The Utah Attorney General’s Office said it plans to appeal the ruling.

New York
Madoff seeks to make ‘dying, plea’ for release

NEW YORK (AP) — Ponzi schemer Bernard Madoff wants to make a “dying, personal plea” by telephone to a judge to request early release from his 150-year prison sentence, his lawyer said Thursday.

Attorney Brandon Sample told Judge Denny Chin that Madoff, 81, and confined to a wheelchair, should be allowed to contest claims by prosecutors that he has failed to show remorse for his decades-long scheme to cheat thousands of investors out of billions of dollars.

Prosecutors filed papers last month in Manhattan federal court opposing the request by Madoff for compassionate release. They noted that 500 victims opposed early release for a man suffering from kidney disease. Only 20 letters were written by victims in support of release, prosecutors said.

The federal Bureau of Prisons has agreed that Madoff has less than 18 months to live but has denied early release on the grounds that it would minimize the severity of his crime.

Chin, who still presides over the Madoff case even though he is now a federal appeals court judge, sentenced Madoff in 2009 after the once highly respected financier admitted  to squandering $17.5 billion entrusted to him by investors worldwide. A trustee has recovered nearly $14 billion for investors.

Sample said the judge would benefit from “hearing directly from Mr. Madoff about his acceptance of responsibility.”

“Allowing Mr. Madoff to give what is, in effect, a final dying, personal plea is imminently reasonable,” Sample wrote. “Mr. Madoff’s live, personal statement could also help the Court in reaching its weighty decision on whether to grant Mr. Madoff compassionate release.”

Madoff has been serving his sentence at the federal prison in Butner, North Carolina.

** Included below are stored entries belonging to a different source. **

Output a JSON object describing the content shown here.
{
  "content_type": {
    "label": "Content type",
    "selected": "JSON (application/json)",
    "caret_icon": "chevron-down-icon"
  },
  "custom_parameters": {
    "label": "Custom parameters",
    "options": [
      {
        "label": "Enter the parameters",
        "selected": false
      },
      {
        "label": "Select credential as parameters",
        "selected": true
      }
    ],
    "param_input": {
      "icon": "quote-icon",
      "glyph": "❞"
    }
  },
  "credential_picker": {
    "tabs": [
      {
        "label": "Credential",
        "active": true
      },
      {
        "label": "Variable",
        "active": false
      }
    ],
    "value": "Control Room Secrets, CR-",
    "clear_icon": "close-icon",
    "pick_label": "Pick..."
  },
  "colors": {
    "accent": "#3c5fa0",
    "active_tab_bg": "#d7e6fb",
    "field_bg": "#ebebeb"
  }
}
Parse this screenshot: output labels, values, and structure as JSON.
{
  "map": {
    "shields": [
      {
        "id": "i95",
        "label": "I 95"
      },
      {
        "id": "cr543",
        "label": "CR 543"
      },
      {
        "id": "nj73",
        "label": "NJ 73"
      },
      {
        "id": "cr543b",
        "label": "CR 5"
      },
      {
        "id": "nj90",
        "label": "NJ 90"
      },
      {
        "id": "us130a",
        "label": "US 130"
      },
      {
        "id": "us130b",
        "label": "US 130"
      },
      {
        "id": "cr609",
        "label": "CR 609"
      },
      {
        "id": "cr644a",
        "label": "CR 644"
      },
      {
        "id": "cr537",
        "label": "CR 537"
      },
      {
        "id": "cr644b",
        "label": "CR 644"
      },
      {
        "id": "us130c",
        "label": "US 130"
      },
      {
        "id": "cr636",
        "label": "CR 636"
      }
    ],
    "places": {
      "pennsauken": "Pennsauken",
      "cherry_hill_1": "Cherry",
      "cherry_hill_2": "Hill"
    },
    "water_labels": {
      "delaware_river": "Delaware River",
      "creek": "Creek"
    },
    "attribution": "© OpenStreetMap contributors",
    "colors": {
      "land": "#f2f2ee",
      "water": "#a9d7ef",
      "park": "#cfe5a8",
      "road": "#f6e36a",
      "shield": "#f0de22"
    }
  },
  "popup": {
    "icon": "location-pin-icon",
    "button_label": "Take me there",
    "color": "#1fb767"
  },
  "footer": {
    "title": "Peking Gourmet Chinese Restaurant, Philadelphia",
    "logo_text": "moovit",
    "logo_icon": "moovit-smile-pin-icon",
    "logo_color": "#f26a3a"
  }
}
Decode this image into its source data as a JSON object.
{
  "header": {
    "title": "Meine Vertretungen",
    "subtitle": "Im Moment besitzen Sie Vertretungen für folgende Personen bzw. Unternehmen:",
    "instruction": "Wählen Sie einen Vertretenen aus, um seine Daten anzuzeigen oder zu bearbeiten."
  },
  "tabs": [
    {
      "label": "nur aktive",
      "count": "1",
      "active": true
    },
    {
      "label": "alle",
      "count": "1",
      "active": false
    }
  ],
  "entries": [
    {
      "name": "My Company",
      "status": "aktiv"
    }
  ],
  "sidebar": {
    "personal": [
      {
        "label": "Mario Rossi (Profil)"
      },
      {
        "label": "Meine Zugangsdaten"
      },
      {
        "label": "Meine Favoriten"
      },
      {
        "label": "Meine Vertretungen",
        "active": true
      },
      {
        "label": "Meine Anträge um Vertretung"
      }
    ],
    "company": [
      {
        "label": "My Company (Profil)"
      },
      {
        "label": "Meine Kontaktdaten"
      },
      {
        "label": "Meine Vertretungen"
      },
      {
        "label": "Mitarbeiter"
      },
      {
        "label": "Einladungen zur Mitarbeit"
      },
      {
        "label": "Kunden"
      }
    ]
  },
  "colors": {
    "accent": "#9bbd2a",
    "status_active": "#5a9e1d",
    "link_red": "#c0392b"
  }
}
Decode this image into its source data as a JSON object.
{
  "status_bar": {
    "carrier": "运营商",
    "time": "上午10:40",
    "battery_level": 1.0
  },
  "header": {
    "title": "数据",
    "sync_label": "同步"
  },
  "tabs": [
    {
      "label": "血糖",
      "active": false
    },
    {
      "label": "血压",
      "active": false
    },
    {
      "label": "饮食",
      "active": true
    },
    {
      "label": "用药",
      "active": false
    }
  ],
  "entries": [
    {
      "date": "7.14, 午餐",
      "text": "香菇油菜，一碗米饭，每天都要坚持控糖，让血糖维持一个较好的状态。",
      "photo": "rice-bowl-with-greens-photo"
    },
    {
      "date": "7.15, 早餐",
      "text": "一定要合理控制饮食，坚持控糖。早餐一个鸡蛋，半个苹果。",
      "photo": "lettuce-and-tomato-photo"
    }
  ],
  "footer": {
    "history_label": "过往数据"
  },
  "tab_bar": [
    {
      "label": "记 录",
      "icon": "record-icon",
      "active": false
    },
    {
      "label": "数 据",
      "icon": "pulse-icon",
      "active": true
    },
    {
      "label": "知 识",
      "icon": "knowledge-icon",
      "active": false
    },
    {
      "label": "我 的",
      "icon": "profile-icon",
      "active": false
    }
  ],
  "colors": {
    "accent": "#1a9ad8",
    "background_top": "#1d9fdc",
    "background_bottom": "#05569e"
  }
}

Assistant U.S. Attorney Drew Skinner said in a one-paragraph letter to Chin Thursday that he took no position on Madoff’s request to address the judge.

But he said any acceptance of responsibility by Madoff would be “self-serving and of limited, if any, evidentiary value.”

New Mexico
State Supreme Court upholds woman’s murder conviction

SANTA FE, N.M. (AP) — The New Mexico Supreme Court has upheld the first-degree murder conviction of a Raton woman in the fatal 2016 shooting of her boyfriend.

The state’s highest court unanimously decided Thursday there was sufficient evidence to support Crystal Vigil’s conviction.

The court also rejected Vigil’s arguments that she failed to receive a fair trial.

She says the judge prevented the cross-examination of a witness about text messaging statements concerning the murder and declined to make an instruction to the jury that the defense initially requested but later withdrew.

Vigil was sentenced to life in prison for killing Zachariah Holderby in the house they shared in Raton.

Authorities say the couple were in the process of separating and the shooting occurred on a day in which they drank and used methamphetamine before arguing.

Vigil must serve 30 years in prison before becoming eligible for parole.